In an order dated August 1, a bench of Chief Justice D K Upadhyaya and Justice Anish Dayal, setting aside the work contracts and directing for a fresh tendering, noted that the services that ministry had outlined in the tender and the scope of “caretaking services” in SBI were “substantially similar” with “only the context that changes i.e. from an ATM to a monument”.
“In the opinion of this court, any reasonable and prudent person would consider that these are ‘similar services’ and cannot be vastly distinguished merely on the basis of nomenclature. The SBI contract would have, for the purposes of their own internal systems, defined these services as ‘caretaker services’. Mere use of the ‘caretaker’ phrase does not dilute, in any manner, the core nature of service, i.e., of an unarmed security guard…,” the bench said.

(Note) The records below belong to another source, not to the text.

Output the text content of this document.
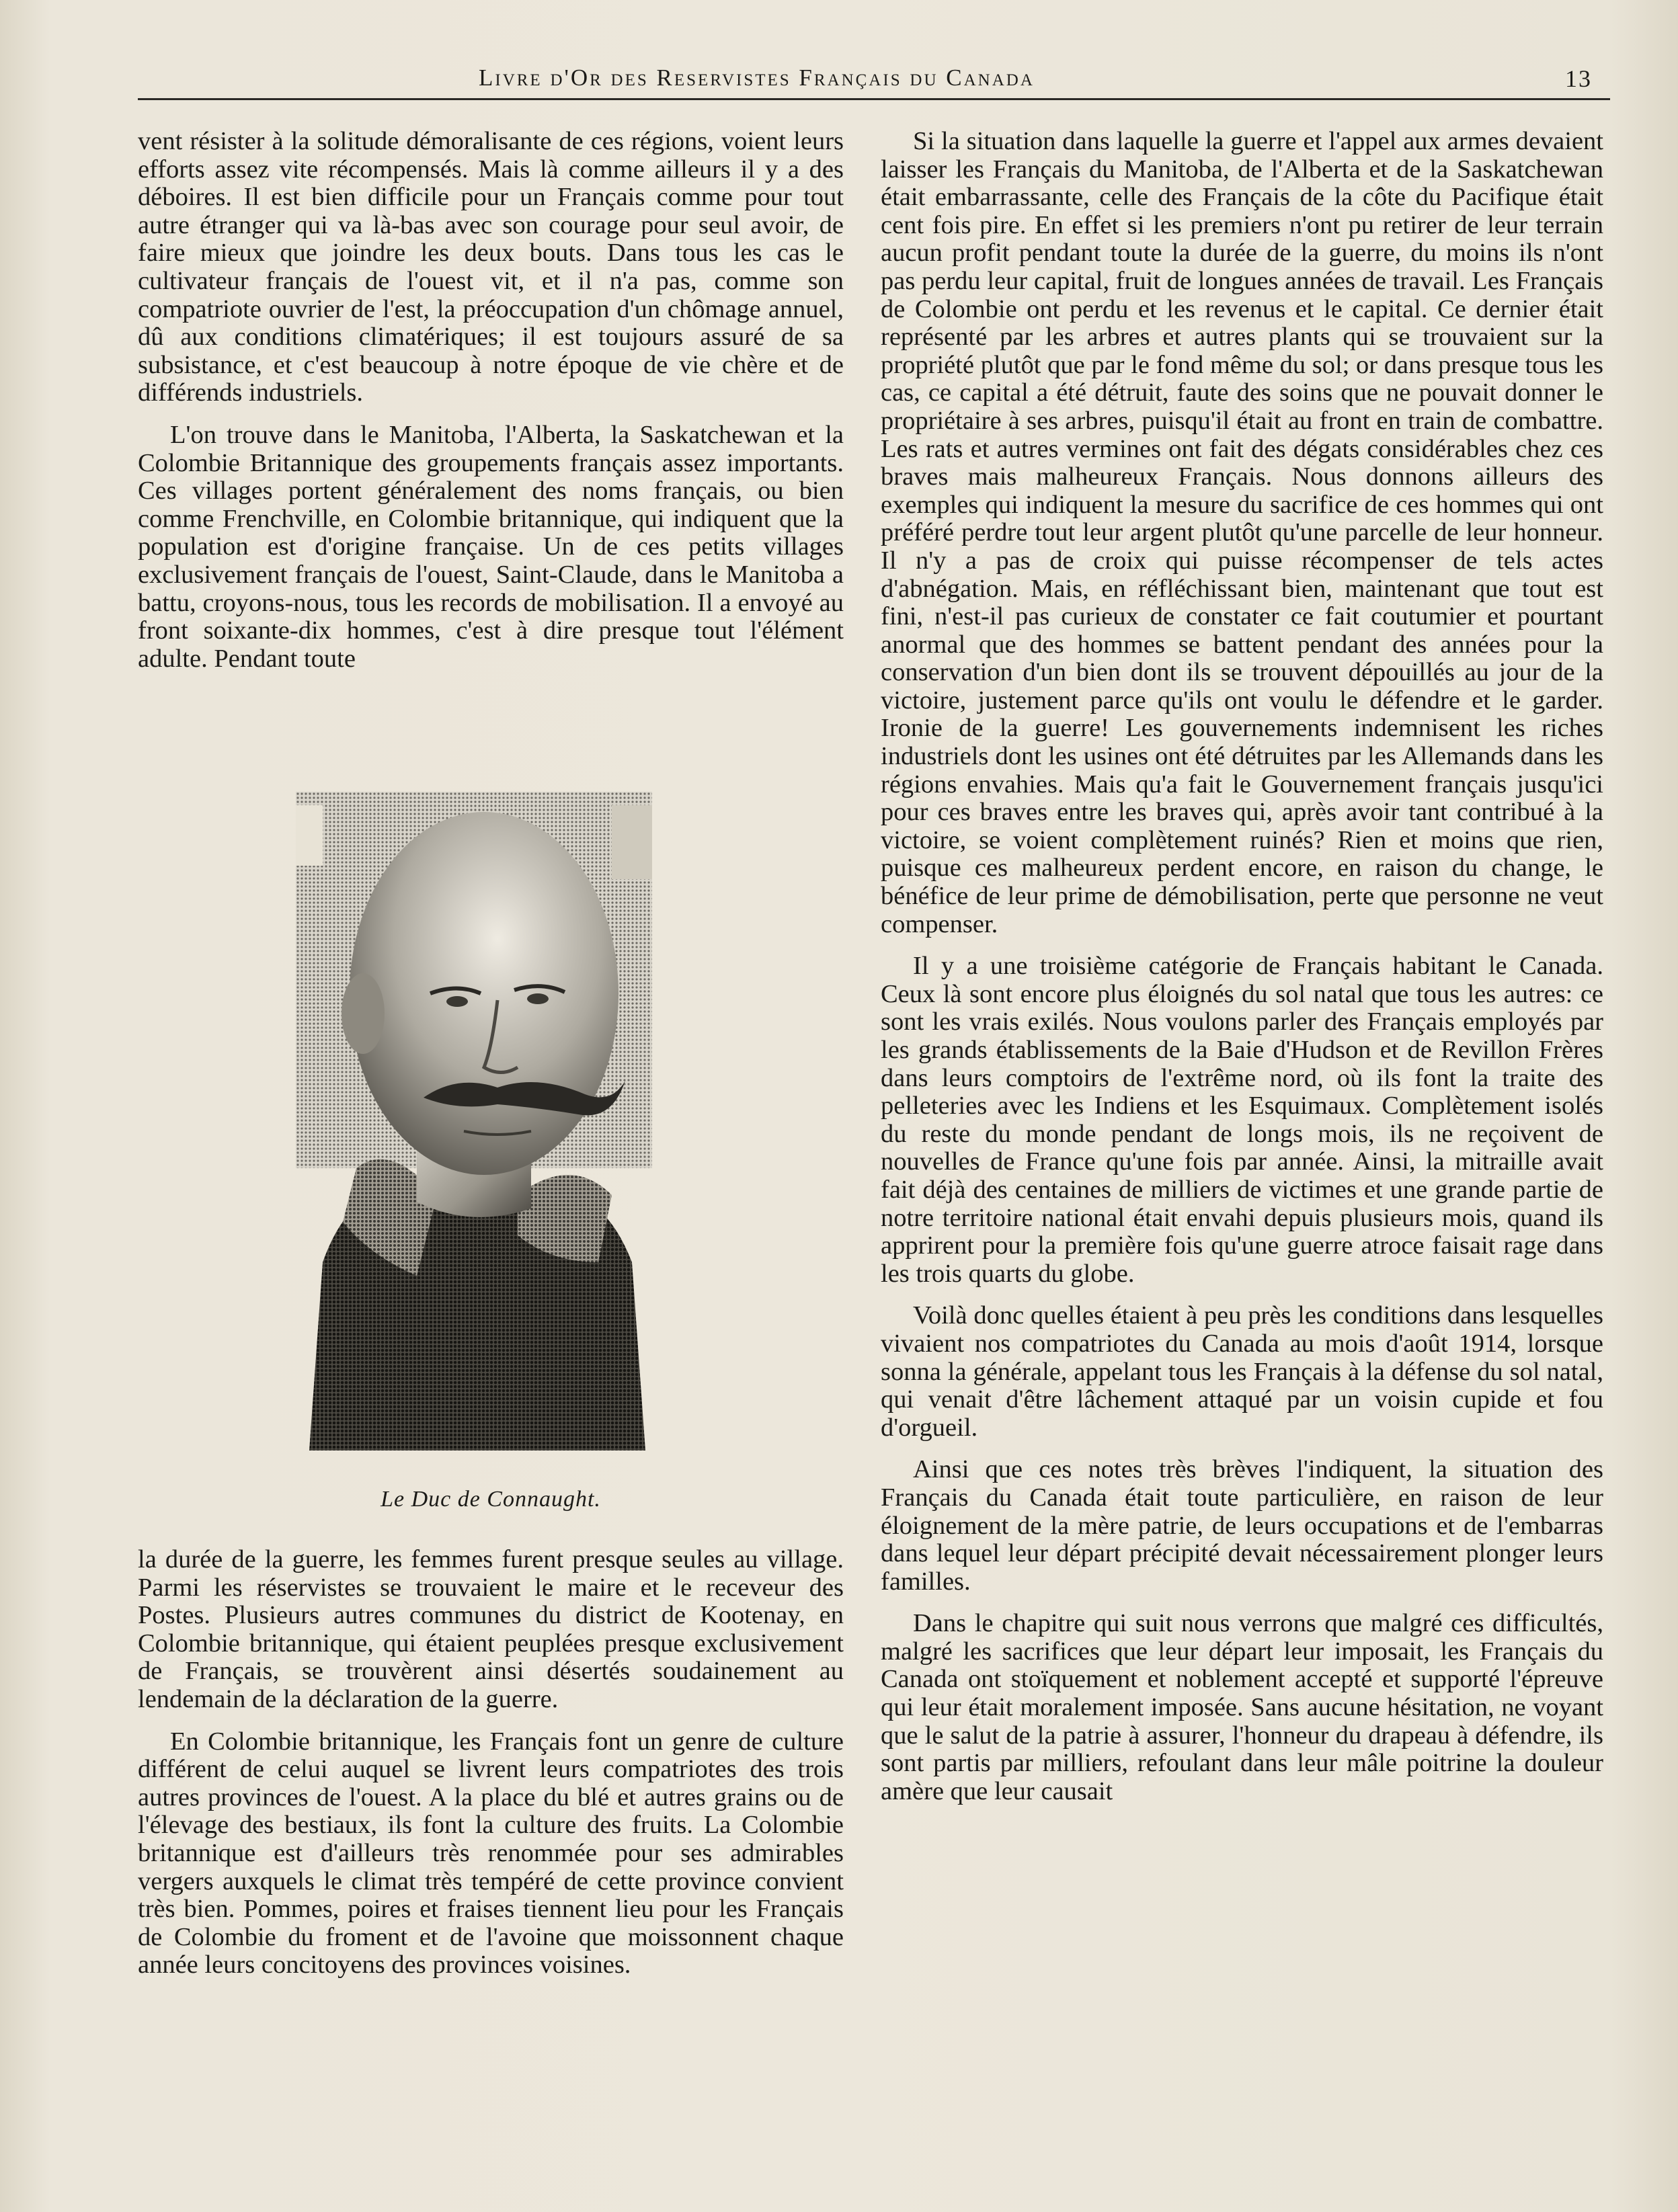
Livre d'Or des Reservistes Français du Canada	13

vent résister à la solitude démoralisante de ces régions, voient leurs efforts assez vite récompensés. Mais là comme ailleurs il y a des déboires. Il est bien difficile pour un Français comme pour tout autre étranger qui va là-bas avec son courage pour seul avoir, de faire mieux que joindre les deux bouts. Dans tous les cas le cultivateur français de l'ouest vit, et il n'a pas, comme son compatriote ouvrier de l'est, la préoccupation d'un chômage annuel, dû aux conditions climatériques; il est toujours assuré de sa subsistance, et c'est beaucoup à notre époque de vie chère et de différends industriels.

L'on trouve dans le Manitoba, l'Alberta, la Saskatchewan et la Colombie Britannique des groupements français assez importants. Ces villages portent généralement des noms français, ou bien comme Frenchville, en Colombie britannique, qui indiquent que la population est d'origine française. Un de ces petits villages exclusivement français de l'ouest, Saint-Claude, dans le Manitoba a battu, croyons-nous, tous les records de mobilisation. Il a envoyé au front soixante-dix hommes, c'est à dire presque tout l'élément adulte. Pendant toute

Le Duc de Connaught.

la durée de la guerre, les femmes furent presque seules au village. Parmi les réservistes se trouvaient le maire et le receveur des Postes. Plusieurs autres communes du district de Kootenay, en Colombie britannique, qui étaient peuplées presque exclusivement de Français, se trouvèrent ainsi désertés soudainement au lendemain de la déclaration de la guerre.

En Colombie britannique, les Français font un genre de culture différent de celui auquel se livrent leurs compatriotes des trois autres provinces de l'ouest. A la place du blé et autres grains ou de l'élevage des bestiaux, ils font la culture des fruits. La Colombie britannique est d'ailleurs très renommée pour ses admirables vergers auxquels le climat très tempéré de cette province convient très bien. Pommes, poires et fraises tiennent lieu pour les Français de Colombie du froment et de l'avoine que moissonnent chaque année leurs concitoyens des provinces voisines.

Si la situation dans laquelle la guerre et l'appel aux armes devaient laisser les Français du Manitoba, de l'Alberta et de la Saskatchewan était embarrassante, celle des Français de la côte du Pacifique était cent fois pire. En effet si les premiers n'ont pu retirer de leur terrain aucun profit pendant toute la durée de la guerre, du moins ils n'ont pas perdu leur capital, fruit de longues années de travail. Les Français de Colombie ont perdu et les revenus et le capital. Ce dernier était représenté par les arbres et autres plants qui se trouvaient sur la propriété plutôt que par le fond même du sol; or dans presque tous les cas, ce capital a été détruit, faute des soins que ne pouvait donner le propriétaire à ses arbres, puisqu'il était au front en train de combattre. Les rats et autres vermines ont fait des dégats considérables chez ces braves mais malheureux Français. Nous donnons ailleurs des exemples qui indiquent la mesure du sacrifice de ces hommes qui ont préféré perdre tout leur argent plutôt qu'une parcelle de leur honneur. Il n'y a pas de croix qui puisse récompenser de tels actes d'abnégation. Mais, en réfléchissant bien, maintenant que tout est fini, n'est-il pas curieux de constater ce fait coutumier et pourtant anormal que des hommes se battent pendant des années pour la conservation d'un bien dont ils se trouvent dépouillés au jour de la victoire, justement parce qu'ils ont voulu le défendre et le garder. Ironie de la guerre! Les gouvernements indemnisent les riches industriels dont les usines ont été détruites par les Allemands dans les régions envahies. Mais qu'a fait le Gouvernement français jusqu'ici pour ces braves entre les braves qui, après avoir tant contribué à la victoire, se voient complètement ruinés? Rien et moins que rien, puisque ces malheureux perdent encore, en raison du change, le bénéfice de leur prime de démobilisation, perte que personne ne veut compenser.

Il y a une troisième catégorie de Français habitant le Canada. Ceux là sont encore plus éloignés du sol natal que tous les autres: ce sont les vrais exilés. Nous voulons parler des Français employés par les grands établissements de la Baie d'Hudson et de Revillon Frères dans leurs comptoirs de l'extrême nord, où ils font la traite des pelleteries avec les Indiens et les Esquimaux. Complètement isolés du reste du monde pendant de longs mois, ils ne reçoivent de nouvelles de France qu'une fois par année. Ainsi, la mitraille avait fait déjà des centaines de milliers de victimes et une grande partie de notre territoire national était envahi depuis plusieurs mois, quand ils apprirent pour la première fois qu'une guerre atroce faisait rage dans les trois quarts du globe.

Voilà donc quelles étaient à peu près les conditions dans lesquelles vivaient nos compatriotes du Canada au mois d'août 1914, lorsque sonna la générale, appelant tous les Français à la défense du sol natal, qui venait d'être lâchement attaqué par un voisin cupide et fou d'orgueil.

Ainsi que ces notes très brèves l'indiquent, la situation des Français du Canada était toute particulière, en raison de leur éloignement de la mère patrie, de leurs occupations et de l'embarras dans lequel leur départ précipité devait nécessairement plonger leurs familles.

Dans le chapitre qui suit nous verrons que malgré ces difficultés, malgré les sacrifices que leur départ leur imposait, les Français du Canada ont stoïquement et noblement accepté et supporté l'épreuve qui leur était moralement imposée. Sans aucune hésitation, ne voyant que le salut de la patrie à assurer, l'honneur du drapeau à défendre, ils sont partis par milliers, refoulant dans leur mâle poitrine la douleur amère que leur causait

It further reasoned, Any prudent person would simply peel off only one thin layer to appreciate the real purpose of the contract and would have arrived at an undeniable conclusion that the contract was for security services… The tendering authority could have been in a better position in this situation by expanding the base of the consideration beyond just one person out of 76, to get a favourable bid, and could have easily asked for a clarification on this issue from the petitioner.”
“It is quite clear that there was no cogent/clear reasoning which was furnished and merely a decision was handed down by means of the cryptic paragraph… disqualifying petitioner (CISS Services) and finding respondent (SIS Limited) as eligible. No embellishment, no elaboration, no light has been thrown by the Tender Committee as to on what basis and parameters they had reached this decision,” the court said.
“There is total silence and opacity in the manner in which the authority arrived at this decision,” the bench further recorded, while holding the tendering authority’s decision as “arbitrary and unreasonable”.